Among the gems buried in Johann Friedrich Reichardt’s short-lived Berlinische musikalische Zeitung is a ‘Musikalischer Briefwechsel’ that appeared over three volumes in September 1805. The text, cast as an epistolary exchange between the fictional characters Arithmos and Phantasus, argues the merits of Mozart’s Così fan tutte. (The opera had recently returned to the Berlin stage after a thirteen-year absence.) The exchange has received little scholarly attention, and yet it is a remarkable document for the glimpse it gives both into Berlin’s musical politics and, most of all, the reception history of Mozart’s opera.
The authorship of the ‘Briefwechsel’, which appeared pseudonymously, has been attributed to Georg Christian Schlimbach, a frequent contributor to the journal. This article, in contrast, argues that Reichardt himself makes the more likely author: the correspondence more closely reflects his personality, his ambitions for the advancement of opera in the Prussian capital and his theory of art. Indeed, arising from his defence of Mozart’s opera is an extraordinary claim in the history of Così’s reception: that the work exemplifies romantic irony. E. T. A. Hoffmann is famous for his terse praise of the opera’s ‘ergötzlichste Ironie’. Reichardt, however, goes further by showing how the opera amalgamates, in quintessentially romantic fashion, the opposing forces of the comic and serious.
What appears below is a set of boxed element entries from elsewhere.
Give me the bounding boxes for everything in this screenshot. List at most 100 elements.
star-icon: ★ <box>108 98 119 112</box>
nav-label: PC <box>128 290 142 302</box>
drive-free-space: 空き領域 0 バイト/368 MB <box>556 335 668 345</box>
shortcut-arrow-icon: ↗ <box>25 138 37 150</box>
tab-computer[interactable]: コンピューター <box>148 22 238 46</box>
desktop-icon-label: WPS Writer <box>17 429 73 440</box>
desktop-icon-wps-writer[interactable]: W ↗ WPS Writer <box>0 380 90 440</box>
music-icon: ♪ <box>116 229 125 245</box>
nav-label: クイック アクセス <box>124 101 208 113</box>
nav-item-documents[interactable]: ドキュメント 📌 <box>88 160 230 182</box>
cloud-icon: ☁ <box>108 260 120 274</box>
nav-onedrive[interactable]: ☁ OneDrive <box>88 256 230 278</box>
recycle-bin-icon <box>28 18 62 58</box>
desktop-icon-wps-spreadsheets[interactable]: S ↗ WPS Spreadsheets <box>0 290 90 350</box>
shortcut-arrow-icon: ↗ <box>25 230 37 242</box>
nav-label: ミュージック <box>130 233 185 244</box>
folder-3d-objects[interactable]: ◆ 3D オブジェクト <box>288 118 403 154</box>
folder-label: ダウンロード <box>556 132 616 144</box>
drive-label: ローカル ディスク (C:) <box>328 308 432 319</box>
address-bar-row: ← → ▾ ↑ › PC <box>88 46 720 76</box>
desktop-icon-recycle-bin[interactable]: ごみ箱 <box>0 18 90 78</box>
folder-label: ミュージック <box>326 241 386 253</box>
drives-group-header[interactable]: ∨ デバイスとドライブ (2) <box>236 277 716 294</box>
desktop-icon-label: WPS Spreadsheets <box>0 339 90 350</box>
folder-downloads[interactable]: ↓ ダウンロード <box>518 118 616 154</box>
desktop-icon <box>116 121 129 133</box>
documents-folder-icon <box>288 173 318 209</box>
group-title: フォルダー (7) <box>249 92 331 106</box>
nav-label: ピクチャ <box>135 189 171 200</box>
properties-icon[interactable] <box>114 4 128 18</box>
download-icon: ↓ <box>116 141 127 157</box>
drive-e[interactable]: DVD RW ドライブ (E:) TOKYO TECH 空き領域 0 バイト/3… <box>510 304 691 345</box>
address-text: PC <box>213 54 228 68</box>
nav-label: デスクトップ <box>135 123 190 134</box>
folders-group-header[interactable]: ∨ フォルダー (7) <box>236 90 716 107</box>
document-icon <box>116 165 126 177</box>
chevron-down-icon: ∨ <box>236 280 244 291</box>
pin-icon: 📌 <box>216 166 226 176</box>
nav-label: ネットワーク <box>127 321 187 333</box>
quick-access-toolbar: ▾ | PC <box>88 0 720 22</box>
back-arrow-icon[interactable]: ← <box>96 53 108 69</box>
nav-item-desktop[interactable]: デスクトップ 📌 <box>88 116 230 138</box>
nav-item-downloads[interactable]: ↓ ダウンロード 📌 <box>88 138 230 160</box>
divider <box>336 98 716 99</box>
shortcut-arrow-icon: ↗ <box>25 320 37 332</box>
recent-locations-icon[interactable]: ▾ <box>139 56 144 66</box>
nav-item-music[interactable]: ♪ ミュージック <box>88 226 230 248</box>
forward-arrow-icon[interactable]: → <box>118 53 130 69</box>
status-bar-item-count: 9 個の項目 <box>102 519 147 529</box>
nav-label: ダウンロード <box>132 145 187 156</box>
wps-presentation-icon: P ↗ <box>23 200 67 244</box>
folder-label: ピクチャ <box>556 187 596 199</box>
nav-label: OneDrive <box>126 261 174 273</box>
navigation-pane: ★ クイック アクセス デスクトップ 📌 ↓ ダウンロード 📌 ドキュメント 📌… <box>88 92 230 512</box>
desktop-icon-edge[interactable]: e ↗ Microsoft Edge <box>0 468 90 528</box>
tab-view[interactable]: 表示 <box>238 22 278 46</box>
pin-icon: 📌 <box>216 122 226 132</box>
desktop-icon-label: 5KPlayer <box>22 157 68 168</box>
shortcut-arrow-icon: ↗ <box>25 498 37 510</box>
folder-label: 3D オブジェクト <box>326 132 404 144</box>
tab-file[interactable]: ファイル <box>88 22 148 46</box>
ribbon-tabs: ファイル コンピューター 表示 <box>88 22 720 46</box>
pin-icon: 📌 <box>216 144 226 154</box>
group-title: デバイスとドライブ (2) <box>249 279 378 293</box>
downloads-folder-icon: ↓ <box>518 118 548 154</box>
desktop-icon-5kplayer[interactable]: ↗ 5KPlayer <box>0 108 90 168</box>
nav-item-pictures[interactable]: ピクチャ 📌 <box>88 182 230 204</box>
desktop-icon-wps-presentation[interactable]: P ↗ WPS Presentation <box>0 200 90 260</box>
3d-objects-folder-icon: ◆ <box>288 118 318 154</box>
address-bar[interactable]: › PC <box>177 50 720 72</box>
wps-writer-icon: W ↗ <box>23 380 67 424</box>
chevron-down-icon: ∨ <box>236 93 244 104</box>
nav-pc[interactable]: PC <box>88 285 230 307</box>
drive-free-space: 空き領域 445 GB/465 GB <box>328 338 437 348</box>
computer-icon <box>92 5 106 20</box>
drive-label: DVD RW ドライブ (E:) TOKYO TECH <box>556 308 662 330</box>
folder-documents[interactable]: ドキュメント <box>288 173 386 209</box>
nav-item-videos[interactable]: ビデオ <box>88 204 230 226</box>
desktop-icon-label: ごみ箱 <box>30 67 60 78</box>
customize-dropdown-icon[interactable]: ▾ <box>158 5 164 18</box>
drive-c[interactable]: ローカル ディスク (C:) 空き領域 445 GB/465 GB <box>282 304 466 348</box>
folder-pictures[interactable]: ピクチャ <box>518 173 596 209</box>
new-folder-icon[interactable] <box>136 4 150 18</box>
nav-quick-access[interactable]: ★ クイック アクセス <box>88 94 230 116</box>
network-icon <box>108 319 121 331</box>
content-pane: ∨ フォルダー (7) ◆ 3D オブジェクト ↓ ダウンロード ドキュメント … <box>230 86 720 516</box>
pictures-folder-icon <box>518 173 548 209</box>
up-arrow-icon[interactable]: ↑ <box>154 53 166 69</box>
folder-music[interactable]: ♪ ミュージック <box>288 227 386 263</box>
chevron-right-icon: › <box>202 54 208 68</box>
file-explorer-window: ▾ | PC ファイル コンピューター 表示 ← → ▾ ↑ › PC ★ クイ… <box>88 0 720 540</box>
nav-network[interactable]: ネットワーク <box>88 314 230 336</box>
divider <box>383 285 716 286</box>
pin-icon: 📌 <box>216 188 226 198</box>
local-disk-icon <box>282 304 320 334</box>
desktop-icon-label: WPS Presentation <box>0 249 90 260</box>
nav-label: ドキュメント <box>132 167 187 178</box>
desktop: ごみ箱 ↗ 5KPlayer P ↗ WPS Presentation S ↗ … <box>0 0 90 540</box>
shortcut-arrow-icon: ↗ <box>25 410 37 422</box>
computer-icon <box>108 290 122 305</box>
Employing a Shakespearean conceit, he argues that Mozart’s music amounts to more than ‘much ado about nothing’.
Reichardt’s move is the more significant given that he builds his reading not on Da Ponte’s libretto but on German adaptations by Bretzner and Treitschke, translations that modern scholarship has widely faulted for lacking the original’s subtlety. Thus, although Così fan tutte has generally been viewed as a work that runs counter to romantic tastes, Reichardt’s ‘Briefwechsel’, along with some newly discovered material, provides a basis for revisiting that claim about the opera’s place in nineteenth-century thought.